TOWARD RELIABLE NEURAL

Abstract

Having reliable specifications is an unavoidable challenge in achieving verifiable correctness, robustness, and interpretability of AI systems. Existing specifications for neural networks are in the paradigm of data as specification. That is, the local neighborhood centering around a reference input is considered to be correct (or robust). However, our empirical study shows that such a specification is extremely overfitted since usually no data points from the testing set lie in the certified region of the reference input, making them impractical for real-world applications. We propose a new family of specifications called neural representation as specification, which uses the intrinsic information of neural networks -neural activation patterns (NAP), rather than input data to specify the correctness and/or robustness of neural network predictions. We present a simple statistical approach to mining dominant neural activation patterns. We analyze NAPs from a statistical point of view and find that a single NAP can cover a large number of training and testing data points whereas ad hoc data-as-specification only covers the given reference data point. To show the effectiveness of discovered NAPs, we formally verify several important properties, such as various types of misclassifications will never happen for a given NAP, and there is no-ambiguity between different NAPs. We show that by using NAP, we can verify the prediction of the entire input space, while still recalling 84% of the data. Thus, we argue that using NAPs is a more reliable and extensible specification for neural network verification.

1. INTRODUCTION

The advances in deep neural networks (DNNs) have brought a wide societal impact in many domains such as transportation, healthcare, finance, e-commerce, and education. This growing societal-scale impact has also raised some risks and concerns about errors in AI software, their susceptibility to cyber-attacks, and AI system safety (Dietterich & Horvitz, 2015) . Therefore, the challenge of verification and validation of AI systems, as well as, achieving trustworthy AI (Wing, 2021) , has attracted much attention of the research community. Existing works approach this challenge by building on formal methods -a field of computer science and engineering that involves verifying properties of systems using rigorous mathematical specifications and proofs (Wing, 1990) . Having a formal specification -a precise, mathematical statement of what AI system is supposed to do is critical for formal verification. Most works (Katz et al., 2017; 2019; Huang et al., 2017; 2020; Wang et al., 2021) use the specification of adversarial robustness for classification tasks that states that the NN correctly classifies an image as a given adversarial label under perturbations with a specific norm (usually l ∞ ). Generally speaking, existing works use a paradigm of data as specification -the robutness of local neighborhoods of reference data points with ground-truth labels is the only specification of correct behaviors. However, from a learning perspective, this would lead to overfitted specification, since only local neighborhoods of reference inputs get certified. As a concrete example, Figure 1 illustrates the fundamental limitation of such overfitted specifications.
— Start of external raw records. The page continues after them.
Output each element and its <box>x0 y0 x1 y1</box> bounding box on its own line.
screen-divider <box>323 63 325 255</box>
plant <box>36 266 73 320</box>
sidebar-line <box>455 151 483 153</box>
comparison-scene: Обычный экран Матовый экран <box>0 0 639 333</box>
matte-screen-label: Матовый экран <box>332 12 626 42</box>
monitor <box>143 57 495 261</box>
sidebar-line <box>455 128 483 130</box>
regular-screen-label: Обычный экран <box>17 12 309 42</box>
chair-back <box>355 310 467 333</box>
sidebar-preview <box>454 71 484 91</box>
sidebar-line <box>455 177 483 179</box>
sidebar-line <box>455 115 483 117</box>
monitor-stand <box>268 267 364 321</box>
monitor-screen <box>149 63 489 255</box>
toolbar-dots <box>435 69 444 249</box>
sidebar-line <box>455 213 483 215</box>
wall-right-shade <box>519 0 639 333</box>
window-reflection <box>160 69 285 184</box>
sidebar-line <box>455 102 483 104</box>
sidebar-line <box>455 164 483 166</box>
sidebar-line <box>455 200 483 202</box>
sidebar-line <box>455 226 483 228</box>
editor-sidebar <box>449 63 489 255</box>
Specifically, a testing input like the one shown in Fig. 1a can never be verified even if all local neighborhoods of all training images have been certified using the L ∞ norm. This is because adversarial examples like Fig. 1c fall into a much closer region compared to testing inputs (e.g., Fig. 1a ), as a result, the truly verifiable region for a given reference input like Fig. 1b can only be smaller. All neural network verification approaches following such data-as-specification paradigm inherit this fundamental limitation regardless of their underlying verification techniques. In order to avoid such a limitation, a new paradigm for specifying what is correct or wrong is necessary.